Q. How would it be best to punctuate spoken dialogue when a word is repeated to change or clarify meaning? For example: I “like” like you. (Alternatively: I like-like you.) Meaning: I am romantically attracted to you.
A. You are referring to the phenomenon known as contrastive focus reduplication (or simply contrastive reduplication), a term coined by Jila Ghomeshi, Ray Jackendoff, Nicole Rosen, and Kevin Russell; see “Contrastive Focus Reduplication in English (The Salad-Salad Paper),” Natural Language & Linguistic Theory 22 (2004): 307–57.

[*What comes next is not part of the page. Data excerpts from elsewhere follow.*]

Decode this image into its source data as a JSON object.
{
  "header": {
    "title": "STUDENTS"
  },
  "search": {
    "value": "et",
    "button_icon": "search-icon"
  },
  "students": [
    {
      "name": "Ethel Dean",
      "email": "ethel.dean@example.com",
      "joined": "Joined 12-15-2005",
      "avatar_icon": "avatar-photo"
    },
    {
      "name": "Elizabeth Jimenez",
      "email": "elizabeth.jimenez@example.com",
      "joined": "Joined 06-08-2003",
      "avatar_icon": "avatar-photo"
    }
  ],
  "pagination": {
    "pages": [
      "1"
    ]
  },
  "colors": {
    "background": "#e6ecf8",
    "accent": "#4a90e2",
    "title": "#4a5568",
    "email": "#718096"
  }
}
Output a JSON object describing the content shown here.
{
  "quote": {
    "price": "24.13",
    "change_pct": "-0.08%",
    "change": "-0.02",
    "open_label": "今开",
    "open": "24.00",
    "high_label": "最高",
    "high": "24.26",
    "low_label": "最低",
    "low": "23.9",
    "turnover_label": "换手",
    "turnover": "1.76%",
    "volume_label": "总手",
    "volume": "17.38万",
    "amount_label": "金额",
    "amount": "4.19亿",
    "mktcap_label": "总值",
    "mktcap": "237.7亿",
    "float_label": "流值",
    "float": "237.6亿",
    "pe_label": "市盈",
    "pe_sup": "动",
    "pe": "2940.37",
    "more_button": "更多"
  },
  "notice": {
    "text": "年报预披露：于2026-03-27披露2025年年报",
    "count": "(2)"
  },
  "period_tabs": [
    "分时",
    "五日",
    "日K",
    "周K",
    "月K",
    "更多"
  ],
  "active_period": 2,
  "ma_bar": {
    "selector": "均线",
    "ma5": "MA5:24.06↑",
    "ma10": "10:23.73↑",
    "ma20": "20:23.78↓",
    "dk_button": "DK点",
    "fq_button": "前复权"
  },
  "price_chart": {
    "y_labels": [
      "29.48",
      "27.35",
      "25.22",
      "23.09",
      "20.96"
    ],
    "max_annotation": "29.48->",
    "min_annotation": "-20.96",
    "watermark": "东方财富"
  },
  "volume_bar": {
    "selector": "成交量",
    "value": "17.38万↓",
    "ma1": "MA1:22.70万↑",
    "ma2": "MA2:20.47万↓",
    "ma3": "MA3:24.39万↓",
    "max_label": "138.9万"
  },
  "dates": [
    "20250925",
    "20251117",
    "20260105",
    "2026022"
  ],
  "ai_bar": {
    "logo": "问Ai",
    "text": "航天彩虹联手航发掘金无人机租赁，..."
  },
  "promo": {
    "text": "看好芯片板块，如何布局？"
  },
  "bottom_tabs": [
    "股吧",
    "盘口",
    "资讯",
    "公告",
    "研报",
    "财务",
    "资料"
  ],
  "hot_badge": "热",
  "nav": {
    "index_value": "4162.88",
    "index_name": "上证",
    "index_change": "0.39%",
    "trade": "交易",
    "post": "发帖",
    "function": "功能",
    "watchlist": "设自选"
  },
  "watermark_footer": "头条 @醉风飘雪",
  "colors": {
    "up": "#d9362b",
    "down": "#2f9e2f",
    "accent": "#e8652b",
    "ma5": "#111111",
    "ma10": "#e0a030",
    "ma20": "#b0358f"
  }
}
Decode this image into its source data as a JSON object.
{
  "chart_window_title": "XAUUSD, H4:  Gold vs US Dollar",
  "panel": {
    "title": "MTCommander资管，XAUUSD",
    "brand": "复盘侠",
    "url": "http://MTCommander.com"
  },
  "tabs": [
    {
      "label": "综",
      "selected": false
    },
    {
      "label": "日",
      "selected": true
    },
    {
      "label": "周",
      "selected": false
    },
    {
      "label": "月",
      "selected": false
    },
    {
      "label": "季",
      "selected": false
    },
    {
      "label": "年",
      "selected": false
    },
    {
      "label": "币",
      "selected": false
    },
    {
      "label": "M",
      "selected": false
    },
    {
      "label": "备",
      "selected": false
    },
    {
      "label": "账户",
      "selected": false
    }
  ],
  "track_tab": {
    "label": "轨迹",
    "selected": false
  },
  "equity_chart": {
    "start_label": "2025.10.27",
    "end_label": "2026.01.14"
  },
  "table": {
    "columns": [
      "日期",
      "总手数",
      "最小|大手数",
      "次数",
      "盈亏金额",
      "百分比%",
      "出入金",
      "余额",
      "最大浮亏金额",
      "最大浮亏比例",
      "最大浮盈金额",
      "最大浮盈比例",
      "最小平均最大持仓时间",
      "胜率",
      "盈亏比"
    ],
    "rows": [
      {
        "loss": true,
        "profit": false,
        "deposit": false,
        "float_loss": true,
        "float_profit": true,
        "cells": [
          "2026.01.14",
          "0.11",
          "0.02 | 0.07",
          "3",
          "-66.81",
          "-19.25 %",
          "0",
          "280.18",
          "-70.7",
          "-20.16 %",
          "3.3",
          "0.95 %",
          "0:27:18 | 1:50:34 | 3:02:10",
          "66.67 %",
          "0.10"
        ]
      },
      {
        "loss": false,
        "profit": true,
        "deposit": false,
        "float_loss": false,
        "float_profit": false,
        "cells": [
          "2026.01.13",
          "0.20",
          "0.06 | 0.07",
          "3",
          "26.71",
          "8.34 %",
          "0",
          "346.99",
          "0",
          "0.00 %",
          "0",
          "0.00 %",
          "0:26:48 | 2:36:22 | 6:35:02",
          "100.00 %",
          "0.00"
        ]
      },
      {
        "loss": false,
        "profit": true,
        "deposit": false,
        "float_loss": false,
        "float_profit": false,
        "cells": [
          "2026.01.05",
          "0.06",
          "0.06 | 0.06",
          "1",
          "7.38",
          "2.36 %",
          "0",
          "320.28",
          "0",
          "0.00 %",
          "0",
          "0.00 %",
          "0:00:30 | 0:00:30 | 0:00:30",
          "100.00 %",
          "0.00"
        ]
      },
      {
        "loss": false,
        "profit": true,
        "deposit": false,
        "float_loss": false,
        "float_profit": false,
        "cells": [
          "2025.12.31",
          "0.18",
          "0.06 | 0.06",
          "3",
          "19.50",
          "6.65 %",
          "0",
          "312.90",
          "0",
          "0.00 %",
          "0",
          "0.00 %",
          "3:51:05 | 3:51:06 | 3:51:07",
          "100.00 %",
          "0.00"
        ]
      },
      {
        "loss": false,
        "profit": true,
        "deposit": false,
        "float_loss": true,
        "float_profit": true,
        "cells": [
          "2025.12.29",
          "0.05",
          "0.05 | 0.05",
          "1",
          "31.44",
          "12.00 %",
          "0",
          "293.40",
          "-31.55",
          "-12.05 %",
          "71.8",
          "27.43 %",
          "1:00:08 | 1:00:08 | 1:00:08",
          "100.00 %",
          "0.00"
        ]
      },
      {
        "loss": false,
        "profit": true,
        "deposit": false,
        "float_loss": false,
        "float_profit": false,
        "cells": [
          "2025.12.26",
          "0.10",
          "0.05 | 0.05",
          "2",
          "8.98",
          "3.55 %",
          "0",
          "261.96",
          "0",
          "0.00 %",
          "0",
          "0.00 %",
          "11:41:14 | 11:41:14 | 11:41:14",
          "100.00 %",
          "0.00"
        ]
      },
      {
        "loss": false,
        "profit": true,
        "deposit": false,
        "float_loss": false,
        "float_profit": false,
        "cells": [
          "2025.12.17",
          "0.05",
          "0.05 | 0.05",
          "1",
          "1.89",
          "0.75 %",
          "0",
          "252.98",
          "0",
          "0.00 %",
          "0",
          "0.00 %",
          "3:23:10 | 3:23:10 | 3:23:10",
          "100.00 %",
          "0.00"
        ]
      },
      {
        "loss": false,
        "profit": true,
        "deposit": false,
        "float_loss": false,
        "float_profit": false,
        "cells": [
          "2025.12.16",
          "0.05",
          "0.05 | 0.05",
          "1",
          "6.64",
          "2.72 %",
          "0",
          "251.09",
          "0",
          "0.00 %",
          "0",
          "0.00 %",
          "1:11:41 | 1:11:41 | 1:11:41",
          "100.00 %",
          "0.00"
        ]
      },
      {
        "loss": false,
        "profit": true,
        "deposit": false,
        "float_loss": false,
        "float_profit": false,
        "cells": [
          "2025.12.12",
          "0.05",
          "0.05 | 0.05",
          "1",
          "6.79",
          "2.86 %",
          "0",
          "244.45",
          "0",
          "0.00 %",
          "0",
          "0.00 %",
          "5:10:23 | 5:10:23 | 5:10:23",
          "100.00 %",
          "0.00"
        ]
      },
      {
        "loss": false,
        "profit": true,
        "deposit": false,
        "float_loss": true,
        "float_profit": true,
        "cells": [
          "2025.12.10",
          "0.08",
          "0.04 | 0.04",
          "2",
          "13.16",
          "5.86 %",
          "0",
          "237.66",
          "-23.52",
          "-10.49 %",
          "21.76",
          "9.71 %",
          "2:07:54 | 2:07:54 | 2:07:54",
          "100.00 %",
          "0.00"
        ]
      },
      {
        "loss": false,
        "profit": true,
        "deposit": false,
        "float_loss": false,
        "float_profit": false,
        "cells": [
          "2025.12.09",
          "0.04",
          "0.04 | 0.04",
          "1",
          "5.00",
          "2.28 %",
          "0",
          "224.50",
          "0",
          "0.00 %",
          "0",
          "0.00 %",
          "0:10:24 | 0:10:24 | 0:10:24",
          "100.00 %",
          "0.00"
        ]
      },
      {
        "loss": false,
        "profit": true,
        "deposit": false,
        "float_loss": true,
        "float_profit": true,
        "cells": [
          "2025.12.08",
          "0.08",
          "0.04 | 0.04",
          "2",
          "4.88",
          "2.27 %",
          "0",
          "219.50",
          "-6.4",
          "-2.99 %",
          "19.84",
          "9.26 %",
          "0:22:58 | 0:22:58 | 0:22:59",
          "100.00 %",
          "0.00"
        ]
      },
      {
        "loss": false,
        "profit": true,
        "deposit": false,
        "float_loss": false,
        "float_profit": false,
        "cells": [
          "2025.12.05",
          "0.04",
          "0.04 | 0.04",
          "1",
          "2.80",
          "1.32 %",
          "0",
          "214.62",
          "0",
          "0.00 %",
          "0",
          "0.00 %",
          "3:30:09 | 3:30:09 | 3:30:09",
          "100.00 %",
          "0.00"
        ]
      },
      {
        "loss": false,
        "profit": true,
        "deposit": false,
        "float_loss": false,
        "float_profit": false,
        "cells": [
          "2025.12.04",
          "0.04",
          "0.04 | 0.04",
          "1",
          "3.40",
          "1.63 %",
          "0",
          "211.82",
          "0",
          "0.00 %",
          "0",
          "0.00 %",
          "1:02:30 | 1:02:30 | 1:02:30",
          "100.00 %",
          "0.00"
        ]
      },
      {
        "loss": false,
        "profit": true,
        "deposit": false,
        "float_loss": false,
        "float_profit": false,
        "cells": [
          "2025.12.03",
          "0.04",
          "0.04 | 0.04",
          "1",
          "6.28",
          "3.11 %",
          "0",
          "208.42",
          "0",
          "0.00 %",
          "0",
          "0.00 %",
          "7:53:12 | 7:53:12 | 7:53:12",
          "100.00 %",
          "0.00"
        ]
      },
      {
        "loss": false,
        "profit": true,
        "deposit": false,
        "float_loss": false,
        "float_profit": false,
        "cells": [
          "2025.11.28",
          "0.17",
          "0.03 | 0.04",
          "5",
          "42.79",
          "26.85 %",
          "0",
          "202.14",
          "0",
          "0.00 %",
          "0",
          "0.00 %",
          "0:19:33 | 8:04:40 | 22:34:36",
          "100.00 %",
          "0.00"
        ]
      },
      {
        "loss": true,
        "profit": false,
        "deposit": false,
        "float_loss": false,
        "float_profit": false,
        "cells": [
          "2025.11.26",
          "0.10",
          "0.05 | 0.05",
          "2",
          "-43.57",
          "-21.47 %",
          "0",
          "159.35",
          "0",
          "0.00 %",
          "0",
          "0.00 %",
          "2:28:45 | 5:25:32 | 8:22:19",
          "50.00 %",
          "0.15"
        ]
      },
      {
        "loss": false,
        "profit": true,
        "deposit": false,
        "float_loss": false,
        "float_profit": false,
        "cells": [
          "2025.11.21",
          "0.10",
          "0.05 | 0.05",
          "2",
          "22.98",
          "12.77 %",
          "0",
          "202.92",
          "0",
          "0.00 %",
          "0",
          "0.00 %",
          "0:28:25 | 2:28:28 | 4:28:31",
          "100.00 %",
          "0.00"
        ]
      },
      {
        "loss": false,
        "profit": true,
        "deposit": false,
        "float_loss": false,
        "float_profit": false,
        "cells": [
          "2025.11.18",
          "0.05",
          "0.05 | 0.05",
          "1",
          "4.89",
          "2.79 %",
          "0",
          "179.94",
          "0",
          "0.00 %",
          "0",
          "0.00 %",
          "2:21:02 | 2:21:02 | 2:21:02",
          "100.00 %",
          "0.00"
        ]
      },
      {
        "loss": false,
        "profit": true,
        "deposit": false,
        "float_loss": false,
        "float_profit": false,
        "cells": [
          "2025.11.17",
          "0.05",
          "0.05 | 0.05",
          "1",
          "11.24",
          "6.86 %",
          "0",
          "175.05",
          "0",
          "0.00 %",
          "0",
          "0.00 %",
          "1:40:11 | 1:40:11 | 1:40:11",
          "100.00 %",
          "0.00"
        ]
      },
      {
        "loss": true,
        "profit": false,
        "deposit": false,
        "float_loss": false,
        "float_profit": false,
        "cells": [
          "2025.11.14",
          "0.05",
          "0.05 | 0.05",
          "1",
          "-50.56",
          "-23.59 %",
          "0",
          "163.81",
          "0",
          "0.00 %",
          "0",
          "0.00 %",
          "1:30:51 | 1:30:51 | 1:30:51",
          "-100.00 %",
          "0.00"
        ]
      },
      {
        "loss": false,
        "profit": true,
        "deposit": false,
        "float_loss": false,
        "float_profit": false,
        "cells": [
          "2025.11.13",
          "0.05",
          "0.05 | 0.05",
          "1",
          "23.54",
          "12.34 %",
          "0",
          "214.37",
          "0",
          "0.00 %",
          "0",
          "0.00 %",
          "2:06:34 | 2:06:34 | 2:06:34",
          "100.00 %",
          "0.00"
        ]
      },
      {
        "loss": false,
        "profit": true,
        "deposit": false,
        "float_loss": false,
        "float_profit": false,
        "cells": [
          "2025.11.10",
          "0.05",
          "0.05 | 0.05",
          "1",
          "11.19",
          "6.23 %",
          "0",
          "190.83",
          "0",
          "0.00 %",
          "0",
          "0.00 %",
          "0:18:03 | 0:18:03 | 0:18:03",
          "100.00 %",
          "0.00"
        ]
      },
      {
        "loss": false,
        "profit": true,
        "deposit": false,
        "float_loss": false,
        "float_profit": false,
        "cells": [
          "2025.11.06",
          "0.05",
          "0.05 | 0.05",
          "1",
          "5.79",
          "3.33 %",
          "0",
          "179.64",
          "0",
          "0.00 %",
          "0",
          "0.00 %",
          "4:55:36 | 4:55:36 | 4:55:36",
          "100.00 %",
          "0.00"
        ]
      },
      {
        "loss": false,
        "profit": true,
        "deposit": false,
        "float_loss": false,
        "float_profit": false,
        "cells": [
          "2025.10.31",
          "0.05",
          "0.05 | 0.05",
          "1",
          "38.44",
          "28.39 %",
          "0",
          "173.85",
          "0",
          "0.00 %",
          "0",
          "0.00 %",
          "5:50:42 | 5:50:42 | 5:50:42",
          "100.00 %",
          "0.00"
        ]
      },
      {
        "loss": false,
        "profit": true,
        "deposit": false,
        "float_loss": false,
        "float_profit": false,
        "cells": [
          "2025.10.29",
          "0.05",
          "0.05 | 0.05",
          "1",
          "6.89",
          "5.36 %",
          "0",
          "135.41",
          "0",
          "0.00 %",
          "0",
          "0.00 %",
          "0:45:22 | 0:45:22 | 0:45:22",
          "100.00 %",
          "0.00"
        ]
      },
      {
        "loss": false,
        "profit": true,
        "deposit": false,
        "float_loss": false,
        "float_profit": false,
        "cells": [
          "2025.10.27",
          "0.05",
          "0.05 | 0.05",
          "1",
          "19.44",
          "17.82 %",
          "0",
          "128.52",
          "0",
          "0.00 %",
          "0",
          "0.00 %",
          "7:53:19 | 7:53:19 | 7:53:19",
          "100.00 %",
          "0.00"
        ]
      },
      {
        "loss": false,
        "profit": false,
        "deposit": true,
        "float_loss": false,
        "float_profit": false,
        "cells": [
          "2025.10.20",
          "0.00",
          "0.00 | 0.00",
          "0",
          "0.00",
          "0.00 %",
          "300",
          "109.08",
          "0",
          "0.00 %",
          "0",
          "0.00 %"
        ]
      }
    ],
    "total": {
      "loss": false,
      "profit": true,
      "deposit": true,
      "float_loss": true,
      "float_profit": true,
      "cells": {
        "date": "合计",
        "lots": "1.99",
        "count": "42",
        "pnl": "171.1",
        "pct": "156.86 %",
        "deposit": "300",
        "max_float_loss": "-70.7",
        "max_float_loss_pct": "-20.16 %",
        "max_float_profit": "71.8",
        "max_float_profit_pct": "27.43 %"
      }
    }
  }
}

Ghomeshi et al.’s paper describes the effect of this repetition as “denoting the prototypical instance of the reduplicated lexical expression” (p. 308). In other words, it’s like adding “really” or “real” before the repeated verb or noun: I don’t just like you, I really like you. To illustrate the phenomenon, the text of Ghomeshi et al.’s paper uses an en dash between repeated words and, for repeated phrases, hyphens in addition to the en dash; to show the emphasis typical of such expressions, the first term is in all caps:
I’ll make the tuna salad, and you make the SALAD–salad.
Oh, we’re not LIVING-TOGETHER–living-together. (p. 308)
CMOS does not yet weigh in on this phenomenon, but we would probably say that in ordinary prose the dashes and hyphens are unnecessary. The capital letters provide a helpful cue, but italics, which are a little less emphatic, would be more appropriate in most situations. Here’s what that would look like:
I don’t simply like you, I like you like you.
Your idea of using quotation marks for the first term is a good one, especially when italics are not an option and when ALL CAPS or SMALL CAPS would feel like too much. But quotation marks might be read as scare quotes, making them more appropriate for irony than for emphasis.
In sum, Ghomeshi et al.’s approach works well in an academic paper on contrastive reduplication. But in a novel or a story or an ordinary piece of journalism, italics alone should suffice. Anything more than that would be overkill—as in, like, overkill overkill.